Microbial Biofilms (under development)
Advanced Immunology

Selected Publications

  1. Harriott, MM, and MC Noverr. 2009. Candida albicans and Staphylococcus aureus Form Polymicrobial Biofilms with Increased Antibiotic Resistance. Antimicrob. Agents Ch. 53(9):3914-22.
  2. Shreiner, A, Huffnagle, GB, and MC Noverr. 2008. The “Microbiota Hypothesis” of Allergic Disease. In GI Microbiota and Regulation of the Immune System. Landes Bioscience.
  3. Erb-Downward, JR, and MC Noverr. 2007. Characterization of prostaglandin E2 production by Candida albicans. Infect. Immun. 75:3498-505.
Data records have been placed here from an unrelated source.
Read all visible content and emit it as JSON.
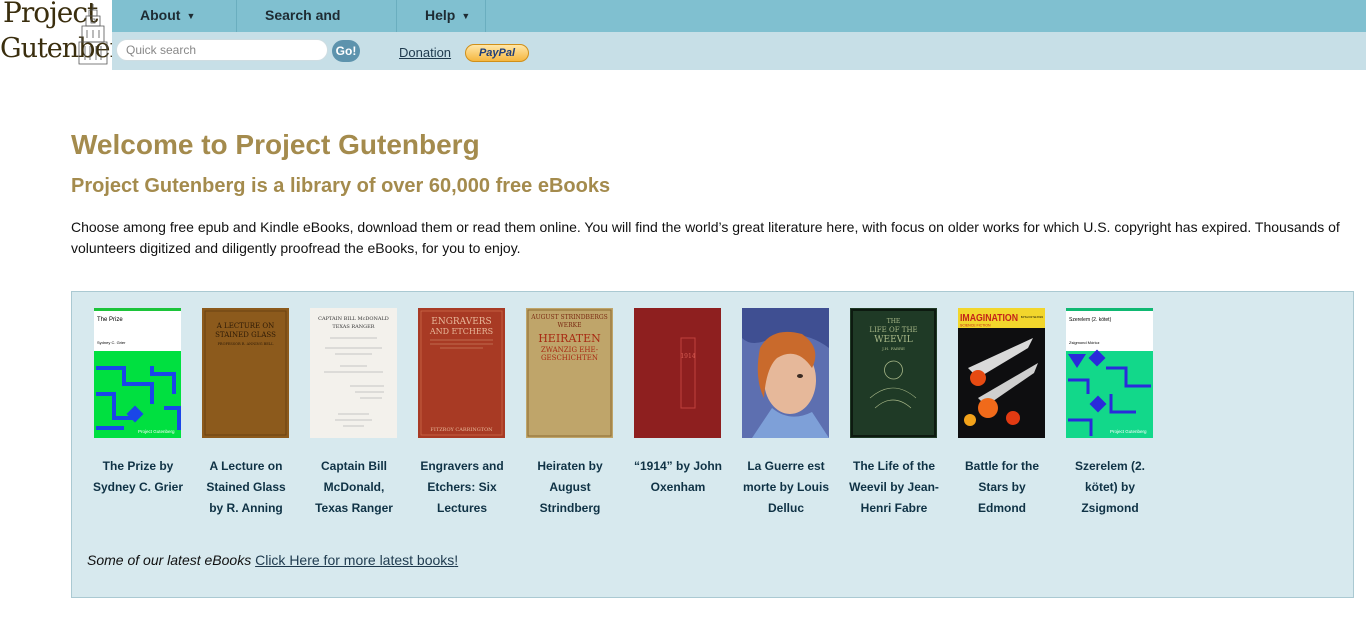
{
  "logo": {
    "line1": "Project",
    "line2": "Gutenberg"
  },
  "nav": [
    {
      "label": "About"
    },
    {
      "label": "Search and Browse"
    },
    {
      "label": "Help"
    }
  ],
  "search": {
    "placeholder": "Quick search",
    "go_label": "Go!"
  },
  "donation": {
    "label": "Donation",
    "paypal_label": "PayPal"
  },
  "main": {
    "title": "Welcome to Project Gutenberg",
    "subtitle": "Project Gutenberg is a library of over 60,000 free eBooks",
    "intro": "Choose among free epub and Kindle eBooks, download them or read them online. You will find the world’s great literature here, with focus on older works for which U.S. copyright has expired. Thousands of volunteers digitized and diligently proofread the eBooks, for you to enjoy."
  },
  "books": [
    {
      "label": "The Prize by Sydney C. Grier",
      "cover_text": [
        "The Prize",
        "Sydney C. Grier",
        "Project Gutenberg"
      ]
    },
    {
      "label": "A Lecture on Stained Glass by R. Anning",
      "cover_text": [
        "A LECTURE ON",
        "STAINED GLASS",
        "PROFESSOR R. ANNING BELL"
      ]
    },
    {
      "label": "Captain Bill McDonald, Texas Ranger",
      "cover_text": [
        "CAPTAIN BILL McDONALD",
        "TEXAS RANGER"
      ]
    },
    {
      "label": "Engravers and Etchers: Six Lectures",
      "cover_text": [
        "ENGRAVERS",
        "AND ETCHERS",
        "FITZROY CARRINGTON"
      ]
    },
    {
      "label": "Heiraten by August Strindberg",
      "cover_text": [
        "AUGUST STRINDBERGS",
        "WERKE",
        "HEIRATEN",
        "ZWANZIG EHE-",
        "GESCHICHTEN"
      ]
    },
    {
      "label": "“1914” by John Oxenham",
      "cover_text": [
        "1914"
      ]
    },
    {
      "label": "La Guerre est morte by Louis Delluc",
      "cover_text": []
    },
    {
      "label": "The Life of the Weevil by Jean-Henri Fabre",
      "cover_text": [
        "THE",
        "LIFE OF THE",
        "WEEVIL",
        "J.H. FABRE"
      ]
    },
    {
      "label": "Battle for the Stars by Edmond",
      "cover_text": [
        "IMAGINATION",
        "SCIENCE FICTION",
        "BATTLE FOR THE STARS"
      ]
    },
    {
      "label": "Szerelem (2. kötet) by Zsigmond",
      "cover_text": [
        "Szerelem (2. kötet)",
        "Zsigmond Móricz",
        "Project Gutenberg"
      ]
    }
  ],
  "latest": {
    "prefix": "Some of our latest eBooks",
    "link": "Click Here for more latest books",
    "suffix": "!"
  },
  "colors": {
    "nav_bg": "#80c0d0",
    "subnav_bg": "#c7dfe7",
    "heading": "#a48b4d",
    "box_bg": "#d7e9ee",
    "link": "#1e3a4e"
  },
  "icons": {
    "caret": "caret-down-icon",
    "logo_building": "building-icon"
  }
}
  4. Noverr, MC, and GB Huffnagle. 2004. Regulation of hyphal transformation in Candida albicans by host and bacterial fatty acids. Infect. Immun: 72:6206-6210.
  5. Noverr, MC, Falkowski, NR, McDonald, RA, McKenzie, AN, and GB Huffnagle. 2005. The development of allergic airway disease in mice following antibiotic therapy and fungal microbiota increase: role of genetics, antigen and IL-13. Infect. Immun. 73:30-8.